That's too bad. I always liked the raw radar imagery. (OK, not really raw, but the same images that real forecasters get.) The Weather Channel is too mainstream; all their imagery is editorialized and dumbed down for an audience that just wants to know if it's going to rain today.
I guess I will have to write a quick perl script to generate my own images now.
>The Weather Channel is too mainstream; all their imagery is editorialized and dumbed down for an audience that just wants to know if it's going to rain today.
Not to mention that their forecasts are presented in a way that is statistically incoherent. Look at their hourly forecasts, then click to break down by 15 minute intervals. It is common to see things like "rain during 2:00-3:00 = 30%", and then also have something like 50% during one of the 15 minute intervals within that time range. I have yet to come up with a hypothesis for what those percentages could mean, and have that scenario be possible.
30% chance of rain actually means 30% of the area is projected to have rain covering it rather than there being a 30% chance you will be rained on.
An unlikely, but theoretically possible way to get 50% inside of 15 minute interval but 20% over an hour would be if the model prodicted very widespread rain in a band moving over an area and time weighted the percentage.
> 30% chance of rain actually means 30% of the area is projected to have rain covering it
Common misconception.
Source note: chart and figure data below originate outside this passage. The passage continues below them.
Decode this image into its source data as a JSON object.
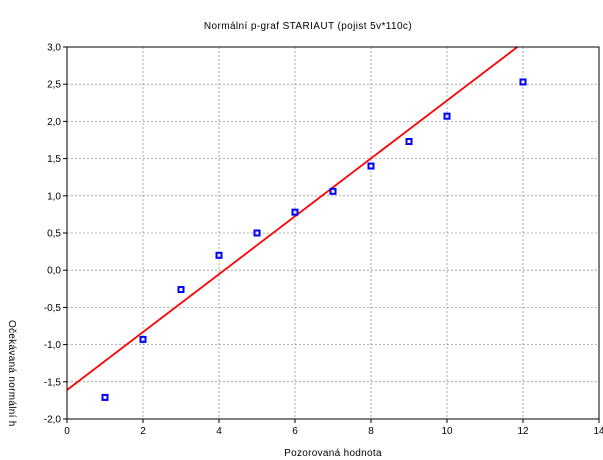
{
  "chart_data": {
    "type": "scatter",
    "title": "Normální p-graf STARIAUT (pojist 5v*110c)",
    "xlabel": "Pozorovaná hodnota",
    "ylabel": "Očekávaná normální h",
    "xlim": [
      0,
      14
    ],
    "ylim": [
      -2.0,
      3.0
    ],
    "x_ticks": [
      "0",
      "2",
      "4",
      "6",
      "8",
      "10",
      "12",
      "14"
    ],
    "y_ticks": [
      "-2,0",
      "-1,5",
      "-1,0",
      "-0,5",
      "0,0",
      "0,5",
      "1,0",
      "1,5",
      "2,0",
      "2,5",
      "3,0"
    ],
    "grid": true,
    "series": [
      {
        "values_x": [
          1,
          2,
          3,
          4,
          5,
          6,
          7,
          8,
          9,
          10,
          12
        ],
        "values_y": [
          -1.71,
          -0.93,
          -0.26,
          0.2,
          0.5,
          0.78,
          1.06,
          1.4,
          1.73,
          2.07,
          2.53
        ],
        "color": "#0000ff"
      }
    ],
    "fit_line": {
      "x": [
        0,
        11.85
      ],
      "y": [
        -1.61,
        3.0
      ],
      "color": "#ff0000"
    }
  }
}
The Chance of precipitation is actually stating that historically, given these conditions x% of days produced precipitation. It is a statement of the odds that it will rain at all.
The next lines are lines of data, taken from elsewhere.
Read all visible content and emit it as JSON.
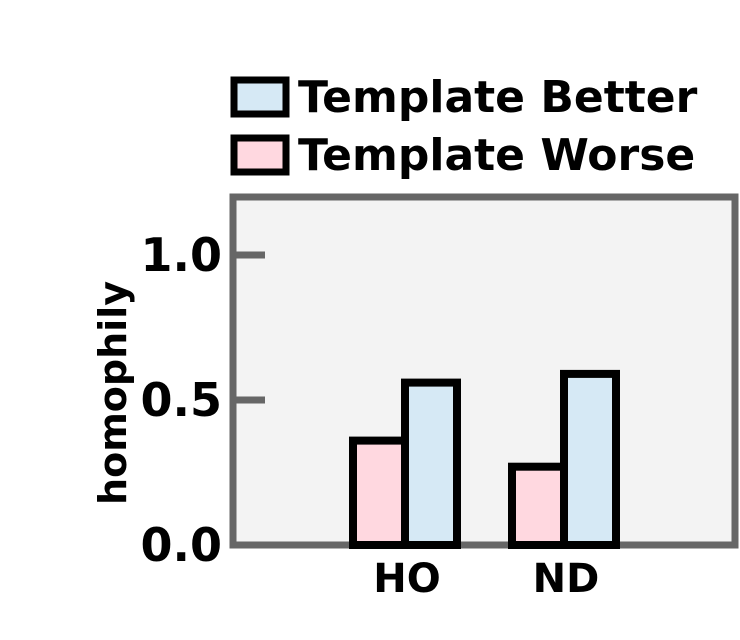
{
  "chart_data": {
    "type": "bar",
    "title": "",
    "xlabel": "",
    "ylabel": "homophily",
    "categories": [
      "HO",
      "ND"
    ],
    "series": [
      {
        "name": "Template Worse",
        "values": [
          0.36,
          0.27
        ],
        "color": "#ffd8e0"
      },
      {
        "name": "Template Better",
        "values": [
          0.56,
          0.59
        ],
        "color": "#d6e9f5"
      }
    ],
    "ylim": [
      0,
      1.2
    ],
    "yticks": [
      0.0,
      0.5,
      1.0
    ],
    "ytick_labels": [
      "0.0",
      "0.5",
      "1.0"
    ],
    "grid": false,
    "legend_position": "top (above plot)",
    "legend_order": [
      "Template Better",
      "Template Worse"
    ],
    "plot_background": "#f3f3f3",
    "axes_color": "#666666",
    "bar_edge_color": "#000000"
  }
}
That site you provide (or cite) is the only one I can find that describes it that way. Every other source describes the otherway which I still think is correct:
No, that is the simplified explanation of how the average person should think about it. We are talking about the definition and a possible way to get the odd results the OP mentioned observing.
Purely speculating, but it may be the expected duration of rain. So 30% in one hour means on the average it will rain 18 minutes within that hour and 50% of 15 mins would be 7.5 rainy minutes.
My real guess is that they have independent models for different time resolutions.
My understanding is that this would mean that ~30% of the computer models predict rain between 2:00-3:00. I doubt they would stake everything on a singular model, but I could be wrong.
If you're an OS X or iOS user, check out RadarScope: http://www.basevelocity.com/RadarScope/ - it's a prosumer weather radar app, and it's got what you're looking for. I'm not affiliated with them in any way, just a happy user.
I guess I will have to write a quick perl script to generate my own images now.